Anesthesia and analgesia are perhaps not mankind’s greatest inventions, but certainly, I would say, rank in the top 10. I happen to be a very pain sensitive person (also known as a wimp) and have never been more grateful to have been born in an era of painkillers and chemical agents that can keep you blissfully unaware of someone slicing open your gums.

Having one’s wisdom teeth out shouldn’t be such a big deal because it really isn’t such a big deal. But everything is a big deal in my life because I am dramatic and enjoy blowing things out of proportion, hence such a long and detailed blog post. Also, I had never had surgery in my life. Or been put under. And had body parts removed.
So it was with great apprehension that I bid goodbye to Swetha and rode home on an empty Wednesday afternoon megabus towards my uncertain future.

I was forced awake early on Thursday morning. I laughed to myself darkly. I was waking up to be put to sleep. Haha. Got to the oral surgeon’s office in Belmont. I expected a sterilized operating theater. Instead, I was put into leather seat with an attached headlamp. A nurse stuck a couple of electrodes onto me. I stared at the heart monitor. Normal PQRST. But I think it might have been regularly irregular. The doctor came in. Good morning, hi how are you, I’m doing great, how is med school, blah blah. He attached a mask of pure oxygen to my mouth. Then he stuck my left arm with an IV and I was totally like, hey, just learned how to do that a few days ago. He said, “okay, just started the Valium. You should start to feel something in about 15 seconds.”  4 seconds later, I was unconscious. 

The next thing I remember is being walked out of the room by a nurse and made to lie down on a bed. I tried to speak. Muffled sounds came out. There was gauze in my mouth. I grabbed my phone and informed Facebook that I hadn’t died of malignant hyperthermia (turns out, you can’t get that from Valium, as my dad reminded me later). I called my mom on the phone. The doctor came in and told us that I had been such a good patient and wouldn’t need to come in for a post op. My mom took a video of me while asking questions while we walked to the car (no, I will not be posting this).

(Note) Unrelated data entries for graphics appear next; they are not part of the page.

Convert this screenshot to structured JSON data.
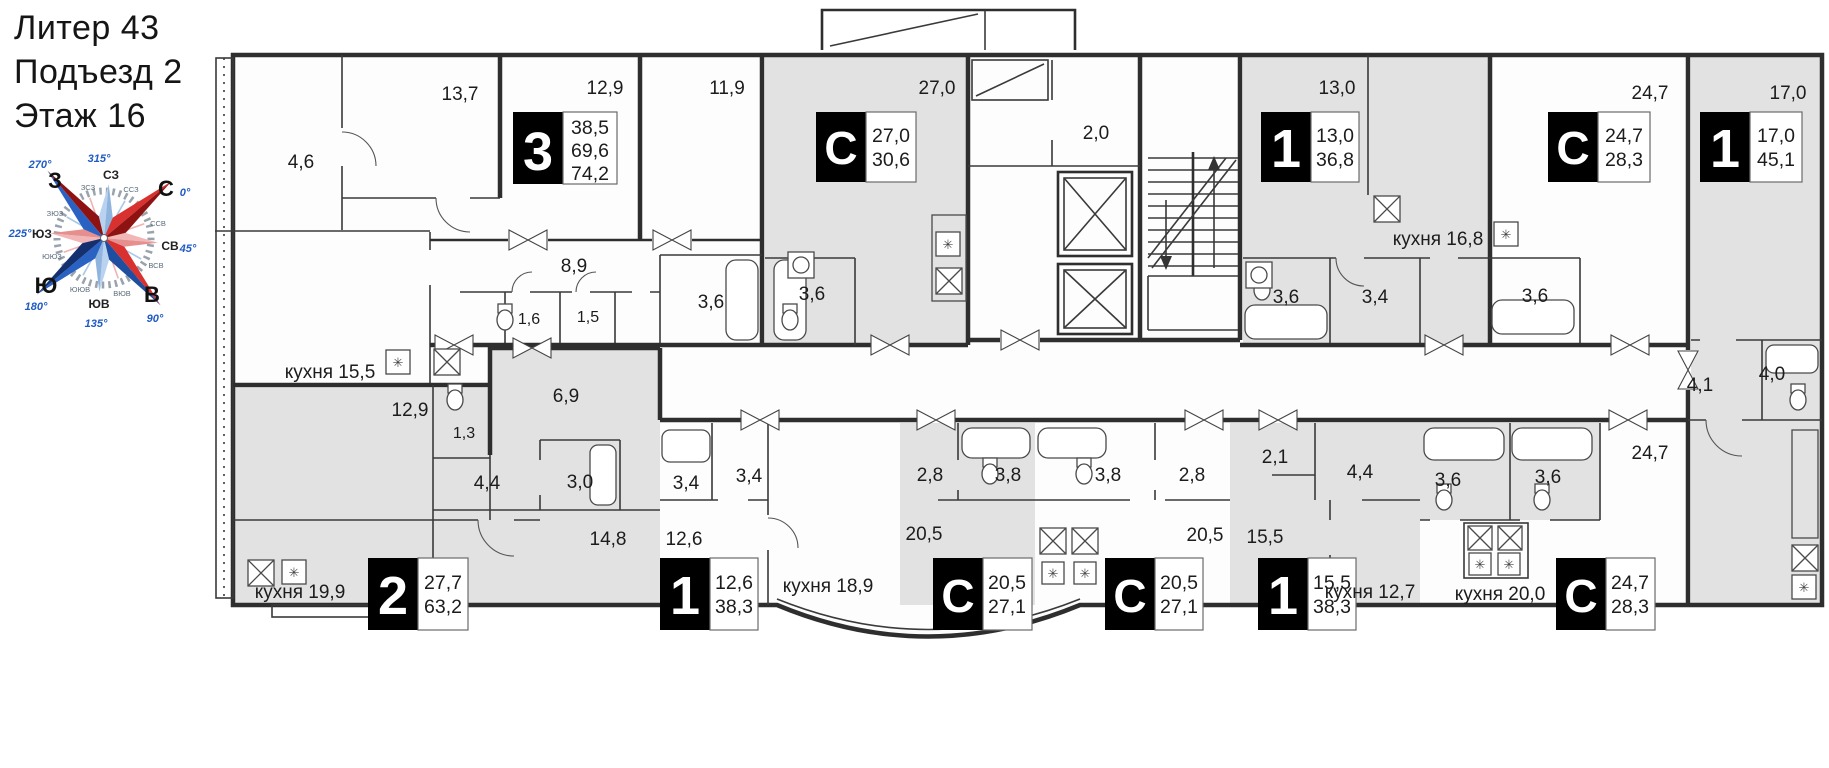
{
  "header": {
    "building": "Литер 43",
    "entrance": "Подъезд 2",
    "floor": "Этаж 16"
  },
  "compass": {
    "n": "С",
    "e": "В",
    "s": "Ю",
    "w": "З",
    "ne": "СВ",
    "se": "ЮВ",
    "sw": "ЮЗ",
    "nw": "СЗ",
    "nne": "ССВ",
    "ene": "ВСВ",
    "ese": "ВЮВ",
    "sse": "ЮЮВ",
    "ssw": "ЮЮЗ",
    "wsw": "ЗЮЗ",
    "wnw": "ЗСЗ",
    "nnw": "ССЗ",
    "deg0": "0°",
    "deg45": "45°",
    "deg90": "90°",
    "deg135": "135°",
    "deg180": "180°",
    "deg225": "225°",
    "deg270": "270°",
    "deg315": "315°"
  },
  "badges": {
    "apt3": {
      "type": "3",
      "a1": "38,5",
      "a2": "69,6",
      "a3": "74,2"
    },
    "studio1": {
      "type": "С",
      "a1": "27,0",
      "a2": "30,6"
    },
    "apt1t": {
      "type": "1",
      "a1": "13,0",
      "a2": "36,8"
    },
    "studio2": {
      "type": "С",
      "a1": "24,7",
      "a2": "28,3"
    },
    "apt1r": {
      "type": "1",
      "a1": "17,0",
      "a2": "45,1"
    },
    "apt2": {
      "type": "2",
      "a1": "27,7",
      "a2": "63,2"
    },
    "apt1bl": {
      "type": "1",
      "a1": "12,6",
      "a2": "38,3"
    },
    "studio3": {
      "type": "С",
      "a1": "20,5",
      "a2": "27,1"
    },
    "studio4": {
      "type": "С",
      "a1": "20,5",
      "a2": "27,1"
    },
    "apt1br": {
      "type": "1",
      "a1": "15,5",
      "a2": "38,3"
    },
    "studio5": {
      "type": "С",
      "a1": "24,7",
      "a2": "28,3"
    }
  },
  "rooms": {
    "balcony46": "4,6",
    "room137": "13,7",
    "room129t": "12,9",
    "room119": "11,9",
    "hall89": "8,9",
    "wc16": "1,6",
    "store15": "1,5",
    "bath36a": "3,6",
    "kitchen155": "кухня 15,5",
    "room270": "27,0",
    "bath36b": "3,6",
    "lobby20": "2,0",
    "room130": "13,0",
    "bath36c": "3,6",
    "hall34a": "3,4",
    "kitchen168": "кухня 16,8",
    "room247t": "24,7",
    "bath36d": "3,6",
    "room170": "17,0",
    "hall41": "4,1",
    "bath40": "4,0",
    "kitchen200": "кухня 20,0",
    "room129b": "12,9",
    "wc13": "1,3",
    "hall69": "6,9",
    "hall44a": "4,4",
    "bath30": "3,0",
    "room148": "14,8",
    "kitchen199": "кухня 19,9",
    "room126": "12,6",
    "bath34c": "3,4",
    "hall34b": "3,4",
    "kitchen189": "кухня 18,9",
    "hall28a": "2,8",
    "bath38a": "3,8",
    "room205a": "20,5",
    "bath38b": "3,8",
    "hall28b": "2,8",
    "room205b": "20,5",
    "hall21": "2,1",
    "hall44b": "4,4",
    "room155": "15,5",
    "kitchen127": "кухня 12,7",
    "bath36e": "3,6",
    "bath36f": "3,6",
    "room247b": "24,7"
  }
}
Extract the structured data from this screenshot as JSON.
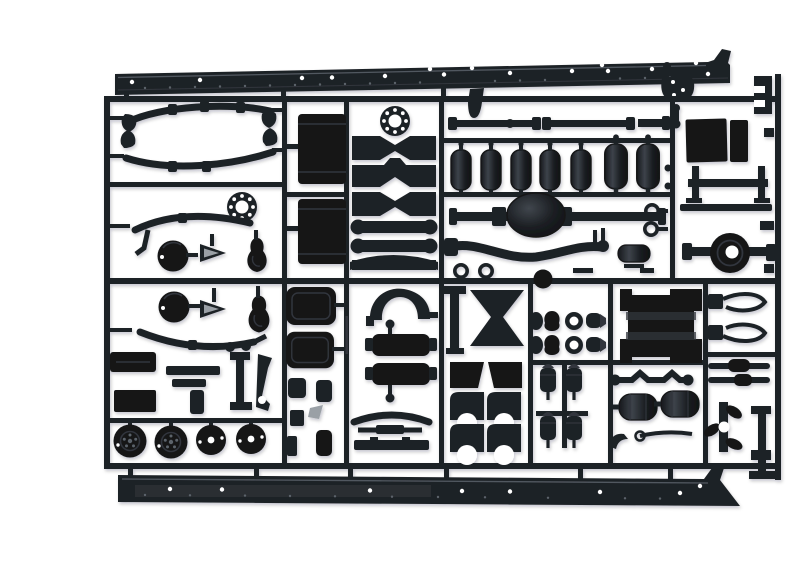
{
  "image": {
    "subject": "Photograph of a black injection-moulded plastic model kit sprue (runner) holding unpainted truck chassis parts on a plain white background",
    "caption": "Model kit sprue — truck chassis parts frame",
    "width_px": 800,
    "height_px": 530
  },
  "colors": {
    "background": "#ffffff",
    "plastic": "#1f2227",
    "plastic_deep": "#131518",
    "plastic_mid": "#31363c",
    "plastic_highlight": "#5b636b",
    "gray_part": "#9aa0a6",
    "shadow": "rgba(15,17,20,0.25)"
  },
  "sprue": {
    "frame_label": "rectangular runner frame with internal ribs dividing part compartments",
    "parts": [
      {
        "id": "chassis-rail-top",
        "label": "ladder-frame side rail with rivet holes (upper)",
        "count": 1
      },
      {
        "id": "chassis-rail-bottom",
        "label": "ladder-frame side rail with rivet holes (lower)",
        "count": 1
      },
      {
        "id": "leaf-springs",
        "label": "leaf-spring packs with hangers",
        "count": 4
      },
      {
        "id": "hub-flanges",
        "label": "drilled wheel hub flanges",
        "count": 2
      },
      {
        "id": "fuel-tank-halves",
        "label": "rectangular fuel tank halves",
        "count": 2
      },
      {
        "id": "cross-members",
        "label": "frame cross members",
        "count": 6
      },
      {
        "id": "drive-shafts",
        "label": "drive shafts with universal joints",
        "count": 2
      },
      {
        "id": "air-reservoirs",
        "label": "cylindrical air reservoirs",
        "count": 7
      },
      {
        "id": "rear-axle",
        "label": "rear axle with differential dome",
        "count": 1
      },
      {
        "id": "front-axle-beam",
        "label": "dropped front axle beam",
        "count": 1
      },
      {
        "id": "tow-rings",
        "label": "towing eyes",
        "count": 4
      },
      {
        "id": "banjo-axle-housing",
        "label": "banjo axle housing with hub bore",
        "count": 1
      },
      {
        "id": "panel-blanks",
        "label": "flat dark panel blanks",
        "count": 2
      },
      {
        "id": "h-bracket",
        "label": "H-shaped support bracket",
        "count": 1
      },
      {
        "id": "brake-drums",
        "label": "round brake-drum faces",
        "count": 2
      },
      {
        "id": "teardrop-brackets",
        "label": "teardrop mudguard brackets",
        "count": 2
      },
      {
        "id": "arrow-brackets",
        "label": "arrow-shaped brackets with grey insert",
        "count": 2
      },
      {
        "id": "road-wheels",
        "label": "wheel discs (two lugged, two plain)",
        "count": 4
      },
      {
        "id": "seat-cushions",
        "label": "rounded seat cushion pads",
        "count": 2
      },
      {
        "id": "wheel-arch",
        "label": "curved wheel-arch fender",
        "count": 1
      },
      {
        "id": "round-tank-halves",
        "label": "tank halves with filler pins",
        "count": 2
      },
      {
        "id": "x-cross-member",
        "label": "waisted (hourglass) cross member",
        "count": 1
      },
      {
        "id": "fender-quarters",
        "label": "mudguard quarter blanks",
        "count": 4
      },
      {
        "id": "battery-box",
        "label": "slatted battery box",
        "count": 1
      },
      {
        "id": "walking-beam",
        "label": "walking-beam suspension bar",
        "count": 1
      },
      {
        "id": "mufflers",
        "label": "muffler cylinders",
        "count": 2
      },
      {
        "id": "brake-chambers",
        "label": "brake chamber cylinders",
        "count": 4
      },
      {
        "id": "steering-knuckles",
        "label": "steering knuckle / booster sets",
        "count": 2
      },
      {
        "id": "shock-absorbers",
        "label": "shock absorber rods",
        "count": 2
      },
      {
        "id": "hook-arms",
        "label": "curved hook / mirror arms",
        "count": 2
      },
      {
        "id": "small-fittings",
        "label": "assorted small fittings, stubs and levers",
        "count": 1
      }
    ]
  }
}
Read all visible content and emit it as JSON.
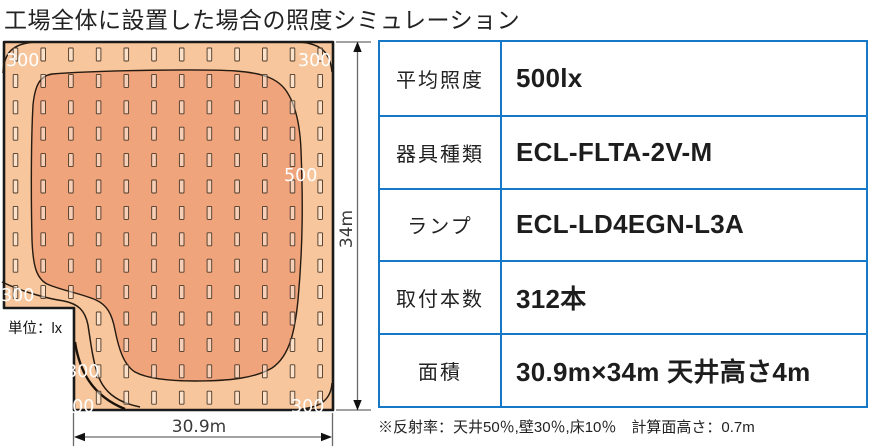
{
  "title": "工場全体に設置した場合の照度シミュレーション",
  "diagram": {
    "unit_label": "単位：lx",
    "width_dimension": "30.9m",
    "height_dimension": "34m",
    "contour_labels": [
      "300",
      "300",
      "500",
      "300",
      "300",
      "200",
      "300"
    ],
    "contour_values_lx": [
      300,
      300,
      500,
      300,
      300,
      200,
      300
    ],
    "colors": {
      "zone_300_to_500": "#f8c69c",
      "zone_over_500": "#efa47c",
      "outline": "#1a1a1a",
      "contour_line": "#241a10"
    },
    "lamp_grid": {
      "cols": 12,
      "rows": 14,
      "x0": 13.2,
      "y0": 48,
      "dx": 27.7,
      "dy": 26.4,
      "lamp_w": 4.6,
      "lamp_h": 13,
      "notch_max_x": 75,
      "notch_min_y": 305
    }
  },
  "table": {
    "border_color": "#1878c8",
    "rows": [
      {
        "label": "平均照度",
        "value": "500lx"
      },
      {
        "label": "器具種類",
        "value": "ECL-FLTA-2V-M"
      },
      {
        "label": "ランプ",
        "value": "ECL-LD4EGN-L3A"
      },
      {
        "label": "取付本数",
        "value": "312本"
      },
      {
        "label": "面積",
        "value": "30.9m×34m 天井高さ4m"
      }
    ]
  },
  "footnote": "※反射率：天井50％,壁30％,床10％　計算面高さ：0.7m"
}
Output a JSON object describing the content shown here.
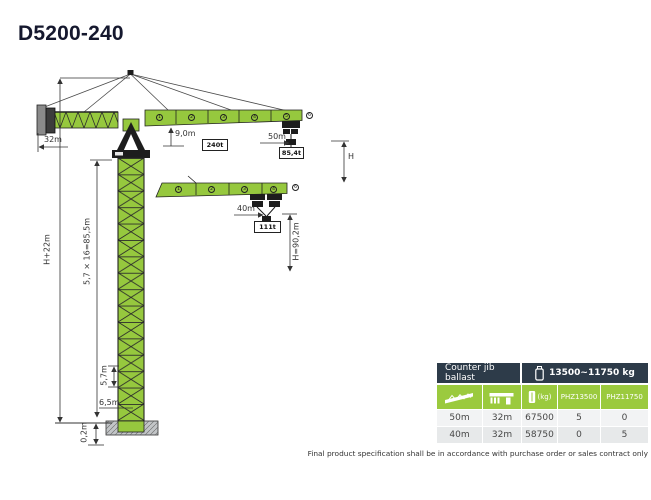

Well, the valium actually wore off pretty quickly and a half hour later the world came back into focus. I hadn't eaten anything all night/morning so I tried to eat some rice, except it was super annoying because it kept getting stuck between my lips and gums, which were still numb. I drove to Whole Foods and bought some soup. After devouring half a carton of disgusting Cream of Mushroom soup and a slice each of chocolate mousse and coconut cream cake, I took my first ever pill of Vicodin and entered a euphoric daze. I awoke a few hours later and walked downstairs. Vishnu looked at me and snickered. I looked in a mirror. My cheeks had swollen up and I looked like a cherub (no, not putting up pictures).

I spent most of the rest of the week bumming at home and napping. I tied a scarf around my face when we went out shopping on Saturday and I’m sure most people thought I had some sort of airborne disease so thankfully no one spoke to me. A few days ago, I started eating solid food again and today, I feel no pain.

I think it was all kind of a fun experience. It didn't hurt nearly as much as I thought it would and maybe I want to be an oral maxillofacial surgeon when I grow up. I wonder what kind of a board score you need for that. You know what I just realized? I should have asked the surgeon if I could shadow him for one of my COPP visits. Damn.